Armine’s mother is the only person in their family who has a consistent income. Yet, she makes less than $150 a month. This is one of the reasons why Armine is very serious about her studies. She always has high grades, as it’s one of the important guarantors that she continues to receive the scholarship.

“The most difficult are the midterm exams but I’ve managed to overcome them very well so far,” said Armine. “I study with great interest actually. But I also dream about participating in international seminars and conferences. Recently there was one organized at Yerevan State University where I study, the Armenian Scientific Symposium. It was a great experience for me.”

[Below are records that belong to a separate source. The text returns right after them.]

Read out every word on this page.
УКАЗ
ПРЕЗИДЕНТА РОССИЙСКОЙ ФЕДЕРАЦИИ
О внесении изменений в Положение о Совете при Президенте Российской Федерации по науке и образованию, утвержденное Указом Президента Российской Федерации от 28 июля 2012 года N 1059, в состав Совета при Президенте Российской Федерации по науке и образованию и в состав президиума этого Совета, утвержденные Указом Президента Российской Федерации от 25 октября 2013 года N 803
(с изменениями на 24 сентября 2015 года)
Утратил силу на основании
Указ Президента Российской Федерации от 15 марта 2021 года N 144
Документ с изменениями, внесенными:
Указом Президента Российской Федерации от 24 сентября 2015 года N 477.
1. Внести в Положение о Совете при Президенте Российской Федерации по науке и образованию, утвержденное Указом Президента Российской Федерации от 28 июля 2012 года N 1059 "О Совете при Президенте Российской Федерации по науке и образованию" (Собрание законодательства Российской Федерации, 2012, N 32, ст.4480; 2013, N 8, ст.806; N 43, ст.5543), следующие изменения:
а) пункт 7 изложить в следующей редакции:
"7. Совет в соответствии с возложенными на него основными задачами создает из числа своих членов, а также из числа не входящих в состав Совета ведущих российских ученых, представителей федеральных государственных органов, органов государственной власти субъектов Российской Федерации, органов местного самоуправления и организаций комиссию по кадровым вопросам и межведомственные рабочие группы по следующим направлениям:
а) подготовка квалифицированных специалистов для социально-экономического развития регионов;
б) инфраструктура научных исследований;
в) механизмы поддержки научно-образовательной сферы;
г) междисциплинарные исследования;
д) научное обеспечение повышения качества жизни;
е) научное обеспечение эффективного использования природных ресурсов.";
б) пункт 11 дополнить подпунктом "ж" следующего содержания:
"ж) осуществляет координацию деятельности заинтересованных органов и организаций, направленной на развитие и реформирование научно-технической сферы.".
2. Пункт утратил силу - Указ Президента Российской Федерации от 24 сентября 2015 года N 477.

In addition to enriching her scientific knowledge, Armine also tries to learn practical skills. That’s why she volunteered this summer at Yerevan’s Pathological Laboratory. “I hope to one day work there, but I know it’ll be a long way for me to get there. I need to study and develop my knowledge now.”

Currently, five of FAR’s Berberian Scholarship students study biology, four study pharmaceuticals, and four study informatics and applied mathematics.